In early November, California mom Sherri Papini disappeared, only to return weeks later on Thanksgiving Day, bruised, apparently starved, with her hair chopped off. She claimed she had been abducted, beaten, and branded by two Hispanic women who eventually let her go on the side of the road, 150 miles from home. At the time, there was speculation that the whole story may have been a hoax, due to Papini’s inability to describe the women who took her, eyewitness accounts that placed her near home two days before she reappeared, and anti-Hispanic comments online that have been attributed to her.
While the severity of her injuries make it tough to believe that she faked it, new information has put the notion back in people’s minds. It turns out that when Papini was younger, her family members had called 911 a number of times with reports about her. Claims of property damage from her father and sister may not raise eyebrows, but a 2003 call from Papini’s mother claiming that Papini hurt herself and blamed her mom has raised new questions about the current case. If Papini was accused of harming herself and pinning it on someone else back then, it could lead people to believe she’s doing the same thing now.

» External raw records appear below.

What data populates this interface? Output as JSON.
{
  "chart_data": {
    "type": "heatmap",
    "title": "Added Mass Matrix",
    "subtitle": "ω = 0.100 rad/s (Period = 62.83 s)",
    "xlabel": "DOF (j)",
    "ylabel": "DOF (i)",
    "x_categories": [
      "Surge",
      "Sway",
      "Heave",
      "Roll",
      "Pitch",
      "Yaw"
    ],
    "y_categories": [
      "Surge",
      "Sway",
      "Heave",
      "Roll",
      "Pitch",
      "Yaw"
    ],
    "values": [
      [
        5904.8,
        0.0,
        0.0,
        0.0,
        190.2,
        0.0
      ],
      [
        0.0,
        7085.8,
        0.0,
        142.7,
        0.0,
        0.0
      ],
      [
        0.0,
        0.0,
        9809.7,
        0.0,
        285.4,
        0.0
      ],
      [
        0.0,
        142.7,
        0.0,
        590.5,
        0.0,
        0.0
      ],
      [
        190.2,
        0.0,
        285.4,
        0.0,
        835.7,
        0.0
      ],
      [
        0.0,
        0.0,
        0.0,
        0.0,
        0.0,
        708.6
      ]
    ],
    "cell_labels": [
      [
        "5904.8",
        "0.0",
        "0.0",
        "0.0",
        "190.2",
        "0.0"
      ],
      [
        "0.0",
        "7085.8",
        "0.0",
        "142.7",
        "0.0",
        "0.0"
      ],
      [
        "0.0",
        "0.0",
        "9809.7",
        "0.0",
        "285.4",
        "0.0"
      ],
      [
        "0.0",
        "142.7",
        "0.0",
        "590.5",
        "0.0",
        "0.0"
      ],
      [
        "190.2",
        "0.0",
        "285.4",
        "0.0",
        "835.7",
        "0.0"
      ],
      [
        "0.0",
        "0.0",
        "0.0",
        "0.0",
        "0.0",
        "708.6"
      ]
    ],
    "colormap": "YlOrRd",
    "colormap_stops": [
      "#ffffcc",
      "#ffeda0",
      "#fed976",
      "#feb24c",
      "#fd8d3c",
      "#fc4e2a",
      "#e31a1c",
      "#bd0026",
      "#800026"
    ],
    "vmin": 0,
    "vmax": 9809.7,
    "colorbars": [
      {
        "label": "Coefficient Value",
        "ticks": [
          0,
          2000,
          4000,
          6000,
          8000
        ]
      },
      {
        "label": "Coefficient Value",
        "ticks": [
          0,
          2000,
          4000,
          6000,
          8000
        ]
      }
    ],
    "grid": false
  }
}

On top of this, Shasta County Sheriff Tom Bosenko has told ABC News that while the identities of Papini’s captors are unknown, and the investigation is still ongoing, “There should not be a public safety or a personal safety concern by the public regarding this case
LawNewz.com founder Dan Abrams discussed these revelations on “Good Morning America” with Nancy Grace, and they didn’t exactly see eye to eye on what the new information means. Abrams dismissed most of the 911 reports against Papini as being irrelevant to the current situation, but said that her mother’s claim that Papini harmed herself and made up a story about it are hard to ignore, given its similarity to the kidnapping case. “That does start to look a little bit like this case; doesn’t mean that that’s what happened, but I think it is relevant in assessing the investigation,” Abrams said.
Grace, on the other hand, wasn’t buying it. “The fact that she may have self-harmed in the past, that is a serious illness, a problem that she had, and now it’s being dredged up and used against her.” Grace mentioned how ABC’s own reporter hardly recognized Papini due to the severity of her injuries. “I think this is victim blaming,” she declared.

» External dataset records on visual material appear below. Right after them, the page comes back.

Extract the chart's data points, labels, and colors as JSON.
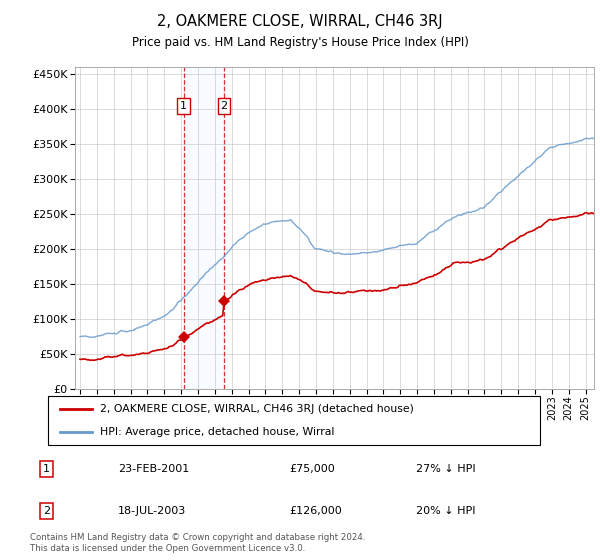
{
  "title": "2, OAKMERE CLOSE, WIRRAL, CH46 3RJ",
  "subtitle": "Price paid vs. HM Land Registry's House Price Index (HPI)",
  "transactions": [
    {
      "date_num": 2001.14,
      "price": 75000,
      "label": "1",
      "date_str": "23-FEB-2001",
      "pct": "27% ↓ HPI"
    },
    {
      "date_num": 2003.54,
      "price": 126000,
      "label": "2",
      "date_str": "18-JUL-2003",
      "pct": "20% ↓ HPI"
    }
  ],
  "legend_property": "2, OAKMERE CLOSE, WIRRAL, CH46 3RJ (detached house)",
  "legend_hpi": "HPI: Average price, detached house, Wirral",
  "footer": "Contains HM Land Registry data © Crown copyright and database right 2024.\nThis data is licensed under the Open Government Licence v3.0.",
  "property_color": "#cc0000",
  "hpi_color": "#6699cc",
  "highlight_color": "#ddeeff",
  "ylim": [
    0,
    460000
  ],
  "yticks": [
    0,
    50000,
    100000,
    150000,
    200000,
    250000,
    300000,
    350000,
    400000,
    450000
  ],
  "xlim_start": 1994.7,
  "xlim_end": 2025.5
}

But Abrams felt that more important than the 911 calls is the Sheriff’s Office telling locals that they don’t have to worry about anything. “If she was abducted, the community does need to be concerned … if strangers took her in a van off the street, the community should be worried.”

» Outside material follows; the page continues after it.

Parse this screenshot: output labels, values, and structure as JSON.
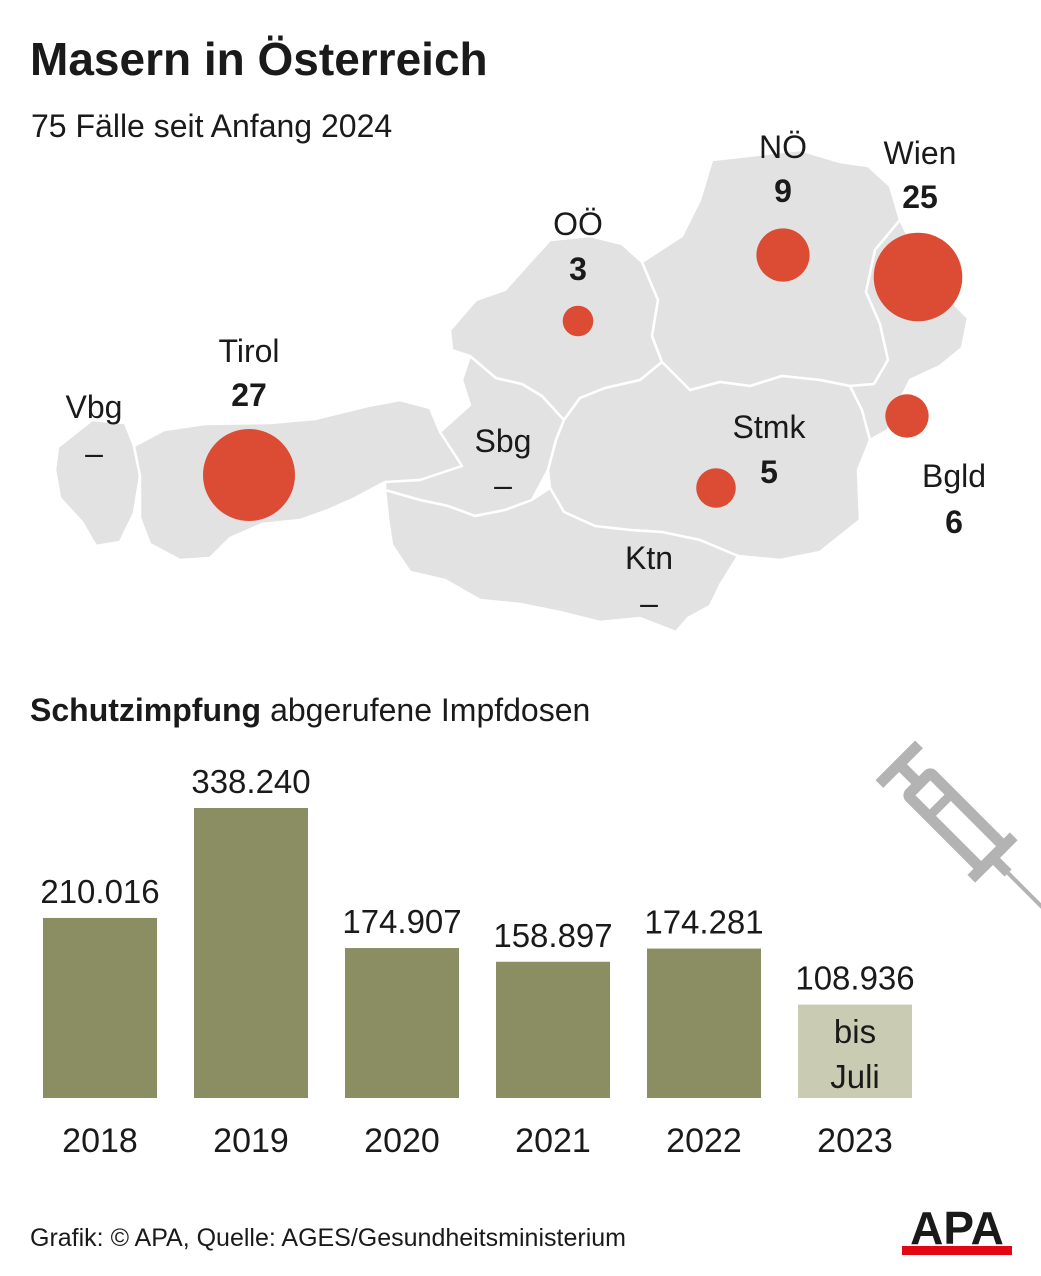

“Yes, I find that significant,” Grace admitted. She also brought up another detail in the case that has troubled her. “Her cell phone that was found where she was allegedly abducted had the earbuds coiled neatly on it and it was placed in the grass,” Grace noted. “That is a fact that’s always bothered me, not what she did 10 years ago.” Still, Grace said that the nature of Papini’s injuries outweigh that. “You’d have to believe all of this was self-inflicted, and that’s hard for me to believe.”